During the first stage of the procedure, Proctor performed a C1 decompression, repositioning the bone so it no longer impinged on the spinal cord. Hedequist and Proctor then performed a skull-to-C2 fusion to stabilize the cervical spine. Using rigid screw rod and plating techniques, they attached a plate to the back of the child’s skull. Screws were then placed into the pedicles of the C2 vertebra and the plate was secured to the C2 vertebra with rods. Bone graft was then used from the patient’s iliac crest to maximize the chance of fusion.

Following surgery, the child spent a short time in the intensive care unit and was then transferred to a medical floor. The family returned to Oklahoma, where the patient is recovering. She will have to wear a halo for three months while the bones fuse and will wear a collar for two months once the halo is removed. Hedequist will collaborate with a surgeon in Oklahoma to manage the child’s follow-up care.

 

Figure 3: CT scan after decompression and instrumentation at BCH showing increased space for spinal cord


Figure 4: Fluoroscopy view showing occipital plate and C2 pedicle screw construct
 

Better fusion rates and deformity correction

While rigid screw rod and plating techniques are commonly used on teenage and adult patients, smaller children have traditionally been instrumented with wires to stabilize the spine. However, our experience and clinical research shows that when performed well, modern instrumentation is feasible on children as young as 2 years old and has better results in terms of fusion rates, deformity correction and less stringent immobilization requirements.

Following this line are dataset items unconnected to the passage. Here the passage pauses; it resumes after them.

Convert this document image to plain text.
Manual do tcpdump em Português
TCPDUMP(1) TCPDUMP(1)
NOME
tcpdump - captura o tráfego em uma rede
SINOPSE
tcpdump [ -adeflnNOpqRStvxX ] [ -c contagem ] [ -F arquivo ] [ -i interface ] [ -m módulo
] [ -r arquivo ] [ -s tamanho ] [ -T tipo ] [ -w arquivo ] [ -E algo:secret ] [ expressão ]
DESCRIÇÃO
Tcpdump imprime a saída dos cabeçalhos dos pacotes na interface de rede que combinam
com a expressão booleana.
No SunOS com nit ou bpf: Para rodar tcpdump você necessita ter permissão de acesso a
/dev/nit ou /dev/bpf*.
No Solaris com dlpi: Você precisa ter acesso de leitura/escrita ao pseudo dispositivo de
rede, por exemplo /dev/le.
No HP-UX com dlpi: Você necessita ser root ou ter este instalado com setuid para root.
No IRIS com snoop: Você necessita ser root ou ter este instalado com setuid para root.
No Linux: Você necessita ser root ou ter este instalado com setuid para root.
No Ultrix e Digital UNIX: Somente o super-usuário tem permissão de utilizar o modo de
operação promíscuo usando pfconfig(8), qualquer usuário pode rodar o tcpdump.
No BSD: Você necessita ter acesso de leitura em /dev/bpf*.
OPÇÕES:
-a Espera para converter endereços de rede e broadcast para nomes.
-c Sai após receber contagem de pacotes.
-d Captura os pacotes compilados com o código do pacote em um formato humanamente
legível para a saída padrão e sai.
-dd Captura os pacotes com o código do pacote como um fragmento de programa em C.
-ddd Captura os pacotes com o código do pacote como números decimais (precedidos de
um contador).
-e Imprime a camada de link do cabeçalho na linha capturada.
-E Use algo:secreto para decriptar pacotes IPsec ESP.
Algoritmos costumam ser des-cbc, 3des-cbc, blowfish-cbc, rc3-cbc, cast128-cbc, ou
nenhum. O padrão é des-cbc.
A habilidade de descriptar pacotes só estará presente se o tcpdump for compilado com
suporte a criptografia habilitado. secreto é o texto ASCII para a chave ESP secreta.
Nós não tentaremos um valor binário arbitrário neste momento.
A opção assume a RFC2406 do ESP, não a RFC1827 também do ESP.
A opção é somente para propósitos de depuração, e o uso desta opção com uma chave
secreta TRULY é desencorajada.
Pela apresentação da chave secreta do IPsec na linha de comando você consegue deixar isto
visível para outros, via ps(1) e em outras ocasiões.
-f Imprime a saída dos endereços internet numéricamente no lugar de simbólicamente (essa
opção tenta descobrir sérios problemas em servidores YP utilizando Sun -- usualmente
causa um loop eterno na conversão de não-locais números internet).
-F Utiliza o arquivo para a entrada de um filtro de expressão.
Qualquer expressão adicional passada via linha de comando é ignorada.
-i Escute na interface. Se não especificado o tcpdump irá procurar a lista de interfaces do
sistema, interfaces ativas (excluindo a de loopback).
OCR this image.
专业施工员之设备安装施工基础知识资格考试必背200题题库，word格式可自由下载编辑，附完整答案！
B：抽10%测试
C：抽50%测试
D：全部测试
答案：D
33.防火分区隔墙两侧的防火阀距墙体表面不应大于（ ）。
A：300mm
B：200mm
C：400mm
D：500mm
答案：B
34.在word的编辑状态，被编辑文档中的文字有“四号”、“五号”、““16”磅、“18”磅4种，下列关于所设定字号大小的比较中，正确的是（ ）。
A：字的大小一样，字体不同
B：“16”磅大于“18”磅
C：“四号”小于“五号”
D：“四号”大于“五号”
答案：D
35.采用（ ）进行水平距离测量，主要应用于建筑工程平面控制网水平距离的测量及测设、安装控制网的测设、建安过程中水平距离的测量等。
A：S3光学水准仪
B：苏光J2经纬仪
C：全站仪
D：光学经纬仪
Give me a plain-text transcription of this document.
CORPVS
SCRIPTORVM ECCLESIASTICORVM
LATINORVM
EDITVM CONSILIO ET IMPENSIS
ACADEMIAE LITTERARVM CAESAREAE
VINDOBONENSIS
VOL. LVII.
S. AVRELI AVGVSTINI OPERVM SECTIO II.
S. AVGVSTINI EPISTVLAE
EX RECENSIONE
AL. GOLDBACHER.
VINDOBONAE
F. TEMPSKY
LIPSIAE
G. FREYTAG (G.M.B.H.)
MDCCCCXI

Given the catastrophic risks of spinal surgery at the upper cervical spine, including stroke, quadriplegia and death, another important component of this case was the active involvement of both a neurosurgeon and orthopedic surgeon. Particularly for high-complexity cases, the collaboration of two experienced attending physicians with complementary skill sets is essential to ensure patient safety.